Some people are asking if this Senate inquiry would have happened had FTX not gone down. It's hard to say, but regulators and lawmakers are certainly preparing to give all things crypto an even sharper look than they had previously -- and rightfully so.

I do find it hard to believe that SoFi would so openly violate its agreement with the Fed, but the Senate Banking Committee has other concerns, among them how SoFi will get into compliance with the law per that agreement, how the bank is determining the appropriate amount of capital to hold on its balance sheet to back digital assets, and how it determines which cryptocurrencies to offer on its platform. So while this inquiry may be a reaction to the FTX meltdown, it still might uncover risky behaviors at SoFi. 

Regulatory capital treatment questioned

The question of how SoFi is treating its regulatory capital has seemingly gotten less attention, but it may be the most important issue of the three. Banks are required to hold a certain amount of capital in reserve when they put risk-weighted assets such as loans on their balance sheets in case those assets lead to losses. That's a cost of doing business for any bank.

But SoFi took a unique approach. It holds loans for just six months, collects the recurring interest payments for that period, and then sells those loans to investors. Because it does this, it technically doesn't have to set aside reserves for those loans in case of losses. Also, because its student loan business was struggling, SoFi leaned into the personal loan niche. As of the end of the third quarter, it had quickly built up a total of $6.8 billion of personal loans on its balance sheet.

Meanwhile, there was a shift in the capital markets where SoFi sells those loans. Not only are the investors that purchase them facing increased costs of capital to fund these loans, but they are getting more concerned about the possibility of higher loan losses if there is a severe recession in 2023. SoFi has an extremely high-quality loan book consisting of borrowers with high credit scores and annual incomes. But those personal loans are still unsecured consumer debt, and loan loss rates are expected to normalize to pre-pandemic levels. The longer SoFi waits to sell these loans, the higher the likelihood that its losses will start to pile up, which could force it to sell loans at a loss.
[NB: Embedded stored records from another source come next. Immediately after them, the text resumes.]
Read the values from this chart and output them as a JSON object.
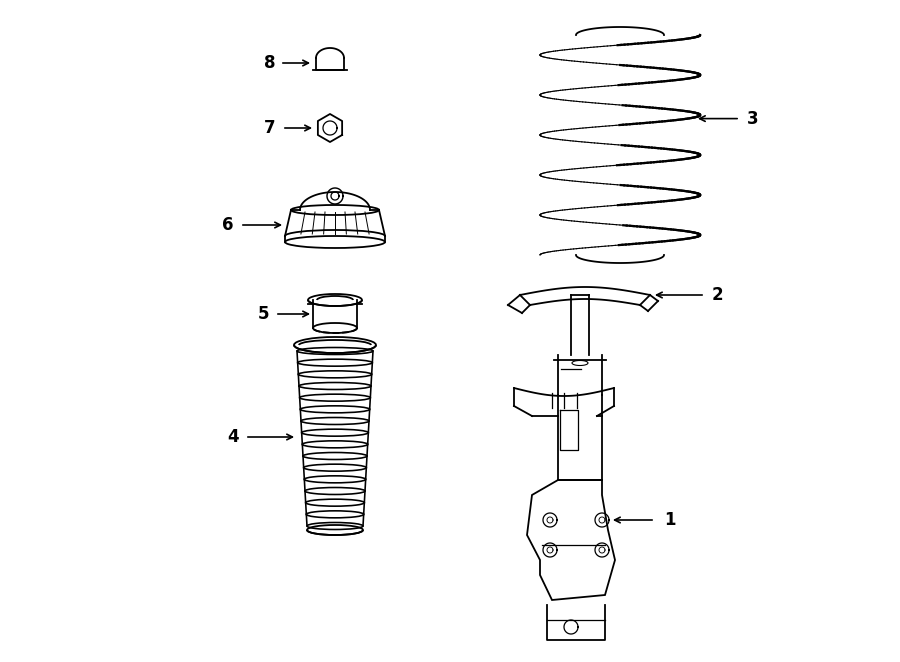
{
  "bg_color": "#ffffff",
  "line_color": "#000000",
  "label_color": "#000000",
  "fig_width": 9.0,
  "fig_height": 6.62,
  "dpi": 100
}
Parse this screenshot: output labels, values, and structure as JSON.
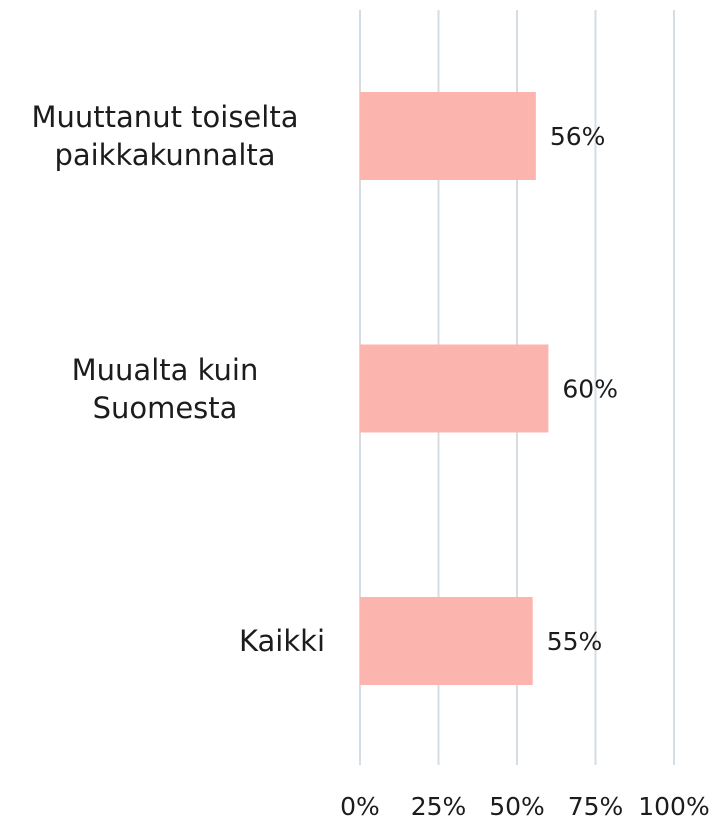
{
  "chart_data": {
    "type": "bar",
    "orientation": "horizontal",
    "categories": [
      "Muuttanut toiselta paikkakunnalta",
      "Muualta kuin Suomesta",
      "Kaikki"
    ],
    "values": [
      56,
      60,
      55
    ],
    "value_labels": [
      "56%",
      "60%",
      "55%"
    ],
    "color": "#fbb5ae",
    "xlim": [
      0,
      100
    ],
    "xticks": [
      {
        "value": 0,
        "label": "0%"
      },
      {
        "value": 25,
        "label": "25%"
      },
      {
        "value": 50,
        "label": "50%"
      },
      {
        "value": 75,
        "label": "75%"
      },
      {
        "value": 100,
        "label": "100%"
      }
    ],
    "grid": true
  }
}
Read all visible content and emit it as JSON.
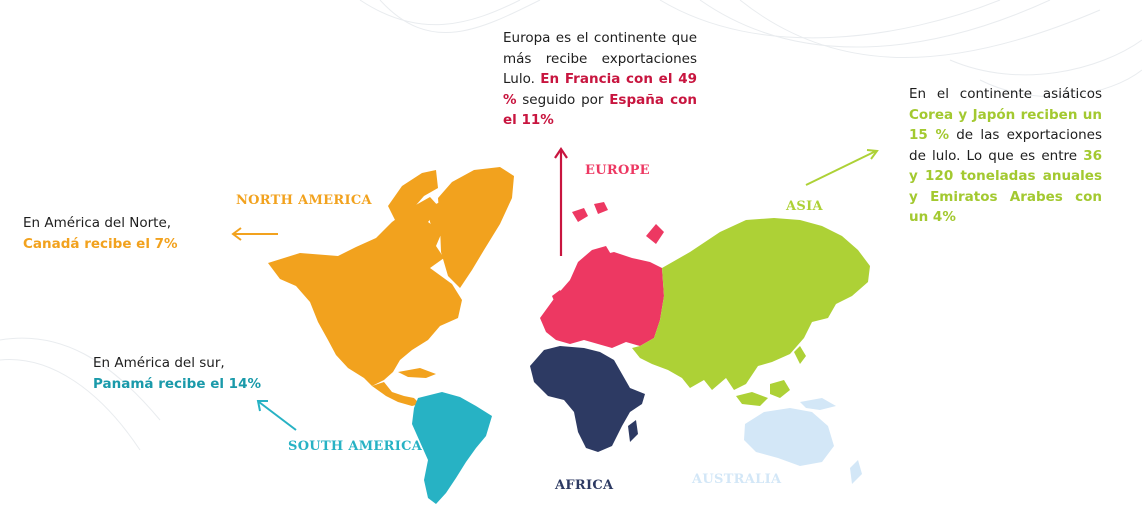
{
  "colors": {
    "north_america": "#f2a21e",
    "south_america": "#27b2c4",
    "europe": "#ed3862",
    "africa": "#2d3a63",
    "asia": "#add136",
    "australia": "#d3e7f7",
    "europe_text": "#c8153f"
  },
  "labels": {
    "north_america": "NORTH AMERICA",
    "south_america": "SOUTH AMERICA",
    "europe": "EUROPE",
    "africa": "AFRICA",
    "asia": "ASIA",
    "australia": "AUSTRALIA"
  },
  "notes": {
    "north": {
      "line1": "En América del Norte,",
      "highlight": "Canadá recibe el 7%"
    },
    "south": {
      "line1": "En América del sur,",
      "highlight": "Panamá recibe el 14%"
    },
    "europe": {
      "text1": "Europa es el continente que más recibe exportaciones Lulo. ",
      "highlight1": "En Francia con el 49 %",
      "text2": " seguido por ",
      "highlight2": "España con el 11%"
    },
    "asia": {
      "text1": "En el continente asiáticos ",
      "highlight1": "Corea y Japón reciben un 15 %",
      "text2": " de las exportaciones de lulo. Lo que es entre ",
      "highlight2": "36 y 120 toneladas anuales y Emiratos Arabes con un 4%"
    }
  }
}
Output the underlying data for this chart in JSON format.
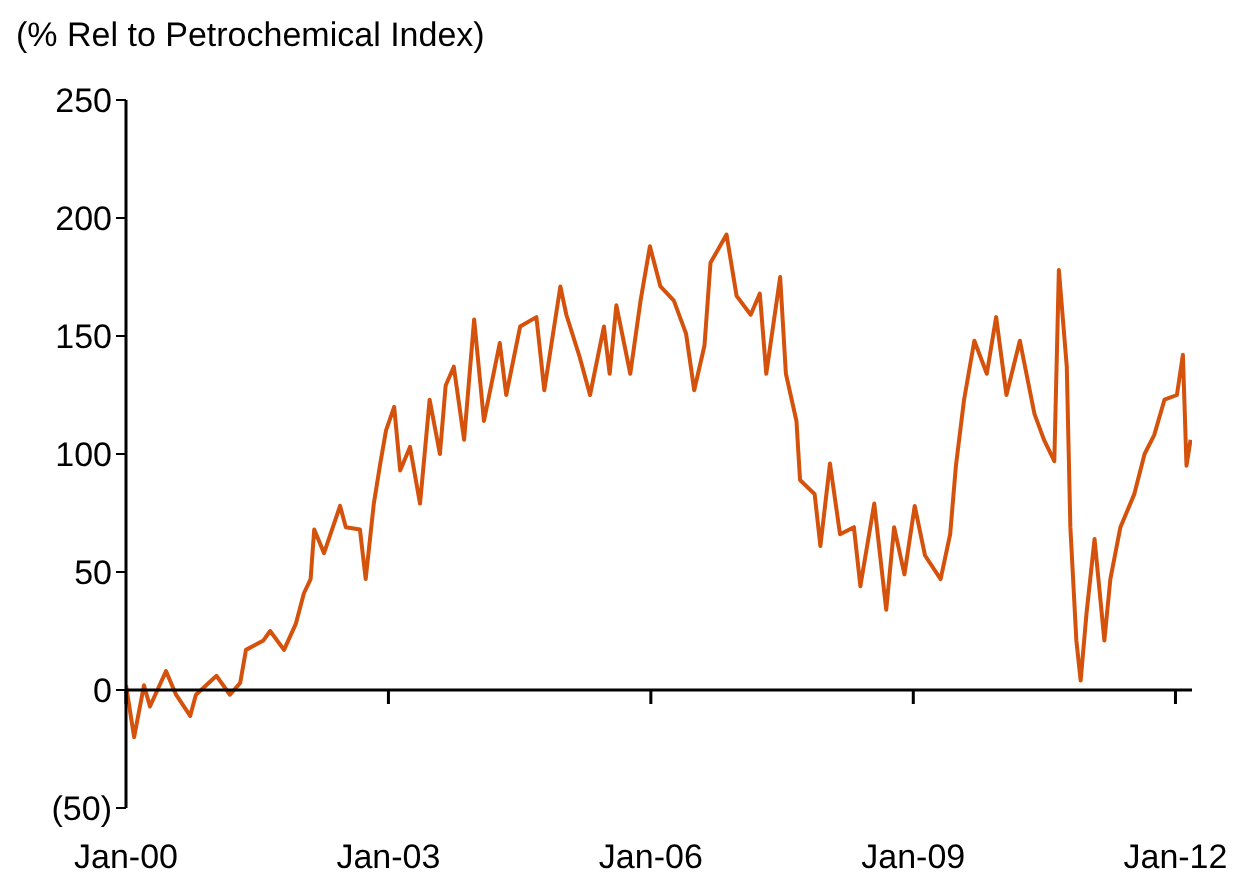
{
  "chart_data": {
    "type": "line",
    "ylabel": "(% Rel to Petrochemical Index)",
    "x": [
      "2000-01-01",
      "2000-02-04",
      "2000-03-16",
      "2000-04-10",
      "2000-06-16",
      "2000-07-28",
      "2000-09-25",
      "2000-10-19",
      "2001-01-13",
      "2001-03-10",
      "2001-04-22",
      "2001-05-16",
      "2001-07-28",
      "2001-08-25",
      "2001-10-22",
      "2001-12-10",
      "2002-01-13",
      "2002-02-10",
      "2002-02-25",
      "2002-04-07",
      "2002-06-13",
      "2002-07-07",
      "2002-09-04",
      "2002-09-28",
      "2002-11-01",
      "2002-11-28",
      "2002-12-22",
      "2003-01-25",
      "2003-02-19",
      "2003-04-01",
      "2003-05-13",
      "2003-06-22",
      "2003-08-04",
      "2003-08-28",
      "2003-10-01",
      "2003-11-13",
      "2003-12-25",
      "2004-02-04",
      "2004-04-10",
      "2004-05-07",
      "2004-07-04",
      "2004-09-10",
      "2004-10-13",
      "2004-12-19",
      "2005-01-13",
      "2005-03-10",
      "2005-04-22",
      "2005-06-19",
      "2005-07-13",
      "2005-08-10",
      "2005-10-07",
      "2005-11-19",
      "2005-12-28",
      "2006-02-10",
      "2006-04-07",
      "2006-05-28",
      "2006-07-01",
      "2006-08-13",
      "2006-09-07",
      "2006-11-13",
      "2006-12-25",
      "2007-02-22",
      "2007-04-01",
      "2007-04-28",
      "2007-06-25",
      "2007-07-19",
      "2007-09-01",
      "2007-09-16",
      "2007-11-16",
      "2007-12-10",
      "2008-01-19",
      "2008-03-01",
      "2008-04-28",
      "2008-05-25",
      "2008-07-22",
      "2008-09-10",
      "2008-10-13",
      "2008-11-25",
      "2009-01-07",
      "2009-02-19",
      "2009-04-25",
      "2009-06-04",
      "2009-06-28",
      "2009-08-01",
      "2009-09-13",
      "2009-11-04",
      "2009-12-13",
      "2010-01-25",
      "2010-03-22",
      "2010-05-22",
      "2010-07-01",
      "2010-08-13",
      "2010-09-01",
      "2010-10-04",
      "2010-10-19",
      "2010-11-13",
      "2010-12-01",
      "2010-12-25",
      "2011-01-28",
      "2011-03-10",
      "2011-04-04",
      "2011-05-16",
      "2011-07-13",
      "2011-08-25",
      "2011-10-04",
      "2011-11-16",
      "2012-01-07",
      "2012-02-01",
      "2012-02-16",
      "2012-03-04"
    ],
    "series": [
      {
        "color": "#d4520c",
        "values": [
          2,
          -20,
          2,
          -7,
          8,
          -2,
          -11,
          -2,
          6,
          -2,
          3,
          17,
          21,
          25,
          17,
          28,
          41,
          47,
          68,
          58,
          78,
          69,
          68,
          47,
          79,
          96,
          110,
          120,
          93,
          103,
          79,
          123,
          100,
          129,
          137,
          106,
          157,
          114,
          147,
          125,
          154,
          158,
          127,
          171,
          159,
          141,
          125,
          154,
          134,
          163,
          134,
          165,
          188,
          171,
          165,
          151,
          127,
          146,
          181,
          193,
          167,
          159,
          168,
          134,
          175,
          134,
          114,
          89,
          83,
          61,
          96,
          66,
          69,
          44,
          79,
          34,
          69,
          49,
          78,
          57,
          47,
          66,
          95,
          123,
          148,
          134,
          158,
          125,
          148,
          117,
          106,
          97,
          178,
          137,
          69,
          21,
          4,
          32,
          64,
          21,
          47,
          69,
          83,
          100,
          108,
          123,
          125,
          142,
          95,
          106
        ]
      }
    ],
    "xlim": [
      "2000-01-01",
      "2012-03-10"
    ],
    "xticks": [
      {
        "value": "2000-01-01",
        "label": "Jan-00"
      },
      {
        "value": "2003-01-01",
        "label": "Jan-03"
      },
      {
        "value": "2006-01-01",
        "label": "Jan-06"
      },
      {
        "value": "2009-01-01",
        "label": "Jan-09"
      },
      {
        "value": "2012-01-01",
        "label": "Jan-12"
      }
    ],
    "ylim": [
      -50,
      250
    ],
    "yticks": [
      {
        "value": -50,
        "label": "(50)"
      },
      0,
      50,
      100,
      150,
      200,
      250
    ],
    "legend": false,
    "marker": "none",
    "line_style": "solid"
  }
}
But if SoFi suddenly decided to start holding all of its loans to maturity, it would need to take a big charge against earnings because it would need to add likely hundreds of millions of dollars to its reserves. This, too, might be concerning investors.

Should investors be worried about SoFi?

All of these issues could be resolved. The federal student loan repayment moratorium will end at some point, crypto-related concerns could be overblown, and if conditions in the capital markets clear up, SoFi will have no trouble offloading its loans.

But the potential risks are piling up and I don't necessarily love the way management is running the company right now, particularly in terms of its regulatory capital strategy and its decision to hold all of these personal loans for a period, but with the intention to sell them. Also, its expenses are still incredibly high. And the stock is not exactly cheap, trading at 36 times adjusted EBITDA.

I'm definitely becoming increasingly less bullish on SoFi. In the long term, it may still be a winner for investors, but right now, I think the bank needs to make some operational improvements.